All patients with IE who require surgery but have neurologic symptoms should have a neurologic evaluation and brain imaging by CT or MRI before the planned operation. Imaging may need to be repeated in case of new or worsening symptoms.
In general, surgery should be delayed for 1 to 2 weeks for patients with nonhemorrhagic strokes and 3 to 4 weeks for patients with hemorrhagic strokes. For those with nonhemorrhagic embolic strokes, earlier intervention may be justified. The risk of the worsening of stroke symptoms must be weighed against the indications for surgery and risk of additional emboli during the waiting period, in consultation with a neurologist.
The need for preoperative coronary angiography should be guided by normal criteria. CT angiography is an alternative to assess coronary anatomy in patients with large aortic valve vegetations.
Aortic or mitral IE or PVE with severe acute regurgitation or valve obstruction causing refractory pulmonary edema or cardiogenic shock.
Aortic or mitral IE with severe acute regurgitation or valve obstruction and persisting heart failure or echocardiographic signs of poor hemodynamic tolerance (early mitral closure of pulmonary hypertension).

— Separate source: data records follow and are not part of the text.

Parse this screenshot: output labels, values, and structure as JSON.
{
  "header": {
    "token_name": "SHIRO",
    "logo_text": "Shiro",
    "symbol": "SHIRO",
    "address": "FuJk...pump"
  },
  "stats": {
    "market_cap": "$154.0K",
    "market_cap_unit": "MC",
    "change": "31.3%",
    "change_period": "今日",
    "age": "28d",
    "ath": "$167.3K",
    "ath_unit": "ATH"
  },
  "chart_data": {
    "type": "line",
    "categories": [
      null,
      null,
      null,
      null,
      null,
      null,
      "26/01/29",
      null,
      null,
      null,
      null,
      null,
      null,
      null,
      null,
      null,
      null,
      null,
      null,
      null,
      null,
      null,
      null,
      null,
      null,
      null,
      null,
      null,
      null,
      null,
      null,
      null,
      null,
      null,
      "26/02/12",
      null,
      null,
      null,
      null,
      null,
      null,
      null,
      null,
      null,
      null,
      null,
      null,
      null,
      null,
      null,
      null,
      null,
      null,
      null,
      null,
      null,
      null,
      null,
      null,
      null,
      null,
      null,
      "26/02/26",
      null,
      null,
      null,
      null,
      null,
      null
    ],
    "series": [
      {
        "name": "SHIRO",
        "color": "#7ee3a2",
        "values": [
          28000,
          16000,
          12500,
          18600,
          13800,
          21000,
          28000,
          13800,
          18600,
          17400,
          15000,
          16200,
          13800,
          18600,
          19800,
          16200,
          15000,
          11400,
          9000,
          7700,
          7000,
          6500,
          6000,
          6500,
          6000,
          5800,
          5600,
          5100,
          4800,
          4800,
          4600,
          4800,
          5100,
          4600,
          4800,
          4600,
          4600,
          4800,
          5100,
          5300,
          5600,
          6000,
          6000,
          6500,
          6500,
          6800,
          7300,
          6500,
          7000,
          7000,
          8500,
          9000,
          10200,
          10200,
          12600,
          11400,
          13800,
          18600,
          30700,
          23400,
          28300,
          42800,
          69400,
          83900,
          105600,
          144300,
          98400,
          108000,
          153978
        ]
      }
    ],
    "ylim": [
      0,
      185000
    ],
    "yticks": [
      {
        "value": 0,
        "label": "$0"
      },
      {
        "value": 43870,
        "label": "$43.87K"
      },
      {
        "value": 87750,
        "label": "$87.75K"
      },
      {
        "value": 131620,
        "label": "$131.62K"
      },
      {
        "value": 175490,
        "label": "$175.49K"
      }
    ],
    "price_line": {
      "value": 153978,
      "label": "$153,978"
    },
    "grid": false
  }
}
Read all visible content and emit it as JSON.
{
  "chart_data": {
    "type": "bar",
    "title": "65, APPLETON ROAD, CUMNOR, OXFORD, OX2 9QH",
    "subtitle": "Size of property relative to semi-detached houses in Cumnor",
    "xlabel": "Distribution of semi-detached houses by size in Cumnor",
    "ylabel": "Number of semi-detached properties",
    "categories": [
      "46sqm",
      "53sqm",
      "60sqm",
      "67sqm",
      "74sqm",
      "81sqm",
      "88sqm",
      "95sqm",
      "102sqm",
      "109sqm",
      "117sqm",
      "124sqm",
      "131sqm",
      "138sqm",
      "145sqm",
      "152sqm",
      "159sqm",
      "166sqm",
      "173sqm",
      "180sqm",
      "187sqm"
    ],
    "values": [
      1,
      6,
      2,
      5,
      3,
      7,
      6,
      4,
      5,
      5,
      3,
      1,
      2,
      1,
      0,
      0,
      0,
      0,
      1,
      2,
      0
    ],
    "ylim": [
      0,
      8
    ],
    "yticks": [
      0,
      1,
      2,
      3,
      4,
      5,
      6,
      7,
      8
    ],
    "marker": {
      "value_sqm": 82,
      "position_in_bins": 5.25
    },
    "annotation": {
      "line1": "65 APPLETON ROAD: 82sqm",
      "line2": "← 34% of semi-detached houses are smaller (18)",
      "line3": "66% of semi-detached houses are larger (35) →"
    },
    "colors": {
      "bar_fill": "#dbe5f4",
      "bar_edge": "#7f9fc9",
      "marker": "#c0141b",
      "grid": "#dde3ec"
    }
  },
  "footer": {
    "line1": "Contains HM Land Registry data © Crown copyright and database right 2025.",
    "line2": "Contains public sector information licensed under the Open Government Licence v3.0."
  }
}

Aortic or mitral IE or severe prosthetic dehiscence with severe regurgitation and no heart failure.
Locally uncontrolled infection (e.g., abscess, pseudoaneurysm, fistula, enlarging vegetation).
Persisting fever and positive blood cultures more than 7 to 10 days not related to an extracardiac cause.
Infection caused by fungi or multiresistant organisms.
PVE caused by staphylococci or gram-negative bacteria (most cases of early PVE).